Lenting alongside the 19 others are facing an astounding 145 criminal charges, containing accusations of murder, attempted murder, illegal possession of firearms, drug trafficking, kidnapping, arson, and theft. The charges stem from various criminal activities alleged to have occurred between March 2002 and January 2017.

The decision to conduct an in-camera hearing came after a careful judgement, stating that despite the witnesses' current adult status, their traumatic ordeal does not negate their rights to confidentiality and protection stipulated under Section 154(3) of the Child Protection Act (CPA). Trauma, whether suffered as a victim, witness, or accused, does not cease its impact upon reaching the age of 18.

Clinical psychologist, Kirsten Clark, who evaluated the mental state of the witnesses, reported one of them still enduring severe aftermath of violence, proactively providing symptom behaviour required for post-traumatic stress disorder (PTSD). This included the frequent experience of flashbacks, severe depression, headaches and self-harm ideation.

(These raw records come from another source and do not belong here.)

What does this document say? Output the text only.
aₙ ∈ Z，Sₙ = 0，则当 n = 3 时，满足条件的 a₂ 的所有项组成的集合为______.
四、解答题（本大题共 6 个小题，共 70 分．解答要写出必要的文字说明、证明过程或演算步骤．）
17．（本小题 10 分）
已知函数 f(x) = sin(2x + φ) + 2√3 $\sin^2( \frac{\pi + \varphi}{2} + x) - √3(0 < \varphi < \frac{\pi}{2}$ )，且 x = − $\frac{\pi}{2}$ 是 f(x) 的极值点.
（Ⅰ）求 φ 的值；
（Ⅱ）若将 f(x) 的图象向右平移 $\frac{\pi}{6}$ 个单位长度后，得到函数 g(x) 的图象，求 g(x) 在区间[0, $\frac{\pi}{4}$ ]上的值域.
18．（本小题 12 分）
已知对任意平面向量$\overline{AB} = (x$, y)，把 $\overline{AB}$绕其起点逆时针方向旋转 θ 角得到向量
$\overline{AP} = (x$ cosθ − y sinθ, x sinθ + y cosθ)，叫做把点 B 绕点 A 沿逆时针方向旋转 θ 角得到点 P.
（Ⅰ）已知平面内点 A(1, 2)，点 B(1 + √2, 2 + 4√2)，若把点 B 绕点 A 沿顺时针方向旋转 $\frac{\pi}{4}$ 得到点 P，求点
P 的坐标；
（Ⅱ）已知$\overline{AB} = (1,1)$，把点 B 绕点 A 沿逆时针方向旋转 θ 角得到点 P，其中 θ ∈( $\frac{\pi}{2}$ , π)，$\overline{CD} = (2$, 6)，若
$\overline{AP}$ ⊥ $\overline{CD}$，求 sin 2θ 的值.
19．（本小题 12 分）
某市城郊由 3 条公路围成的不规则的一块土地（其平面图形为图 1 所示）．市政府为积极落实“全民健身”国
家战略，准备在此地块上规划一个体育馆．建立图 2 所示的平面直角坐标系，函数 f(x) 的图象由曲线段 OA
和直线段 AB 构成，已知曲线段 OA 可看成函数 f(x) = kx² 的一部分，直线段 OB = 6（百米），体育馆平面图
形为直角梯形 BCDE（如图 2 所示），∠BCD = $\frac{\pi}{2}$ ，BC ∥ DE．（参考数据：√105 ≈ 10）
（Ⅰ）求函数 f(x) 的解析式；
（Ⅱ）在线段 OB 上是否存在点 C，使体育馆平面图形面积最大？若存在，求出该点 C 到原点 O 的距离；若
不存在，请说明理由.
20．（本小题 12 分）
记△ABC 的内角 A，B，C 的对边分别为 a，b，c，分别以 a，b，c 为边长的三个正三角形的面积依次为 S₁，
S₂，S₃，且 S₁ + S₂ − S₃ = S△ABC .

Presiding Judge James Lekhuleni supported the claim, explaining that the witness' narrative would realistically become incoherent due to the potential of experiencing traumatic flashbacks on the stand. He further clarified that if compelled to give evidence in an open court, the witness would not only suffer immediate impact, but also long-term negative mental health effects.

This circumstantial assessment led to the State advocating for the protection of the witnesses from re-victimisation and re-traumatisation that could result from testifying openly in the presence of the accused.